Interesting. This was the first book I've read in this mystery series (it's the seventh). I really enjoyed the writing style - the protagonist is a philosophical ethicist, and the main point of the book is really to allow her to muse on whatever topic happens to cross her mind. Occasionally she comes across as a bit overly saintly, but overall her thoughts are both witty and enjoyable, and make for an unusually convincing representation of an extremely smart character. (Too often, in fiction, a reader is merely told that a character is very intelligent, but they don't do anything to prove it.)
That said, the plot is very thin. The pretext for the protagonist to be doing the investigation is rather flimsy, and the investigation itself isn't that exciting (a background check on a number of candidates for a school administrator's position).
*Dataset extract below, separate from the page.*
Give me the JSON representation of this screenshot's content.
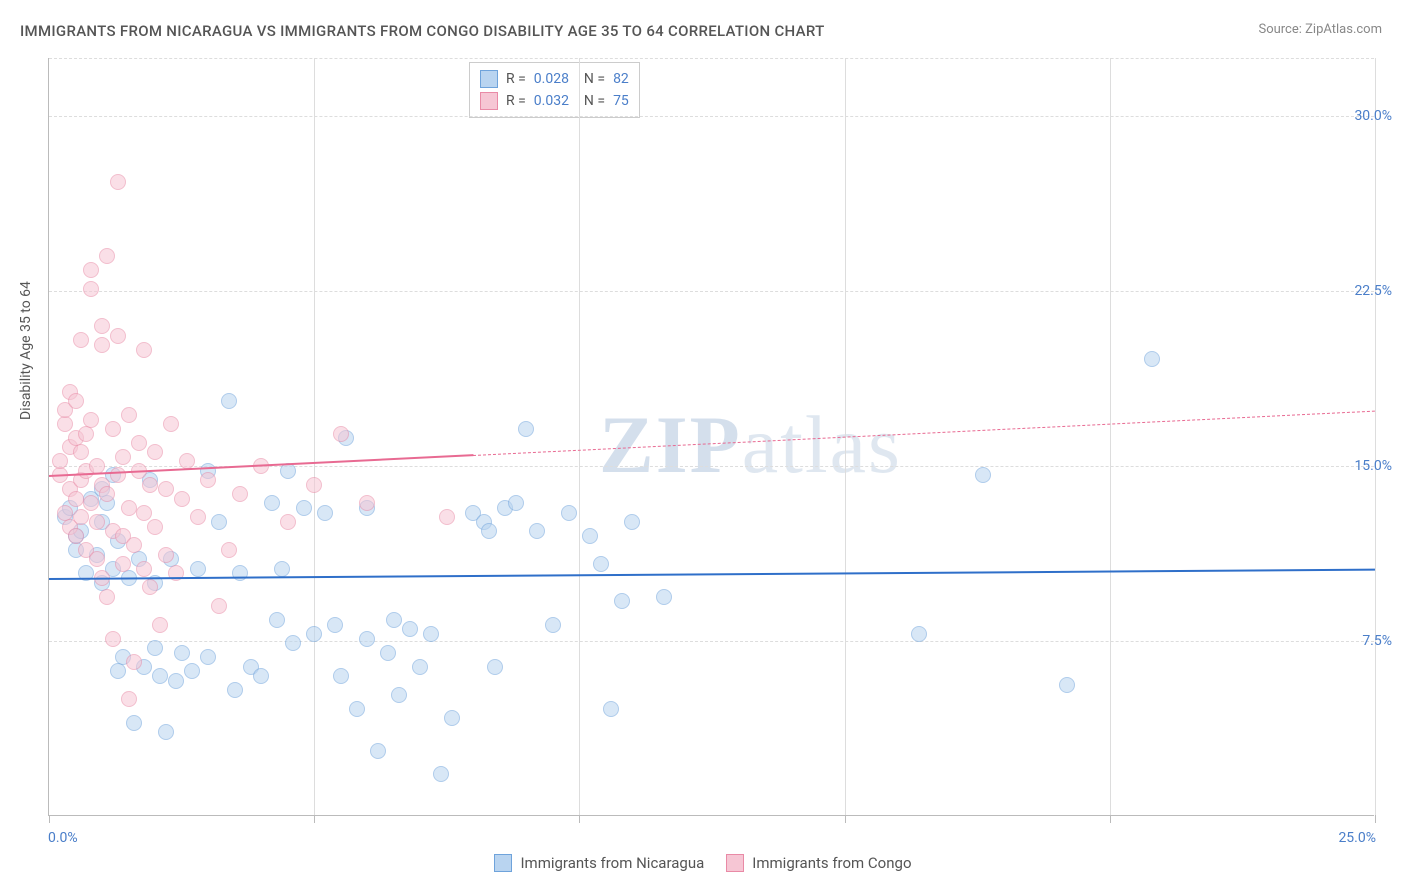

A subplot about the worry that her fiancee might be cheating on her wasn't of that much interest, either, and was a little unconvincing... maybe it would have made more sense if I'd read the previous books, but she seemed to be acting like a much more inexperienced woman than a fifty-ish divorcee.
I'll read more of this series if I come across them, but won't go out of my way to hunt them down.
I found this book #7 boring; there is no other way to put it. I give it a 2-star rating.
I have read and enjoyed all previous books in the series except for this one. I found myself skipping pages, a lot o them, due to the plot being unrelated to the subject at hand, of little value to the enrichment of the story.
One saving grace -no pun intended- was the little drama with Jamie and Prue, I was hoping for some scandalous breach of trust or inappropriate conduct but no, it looked like it and that kept me reading.
When are they finally getting married? This series needs to pick up a bit or I'll give up on it.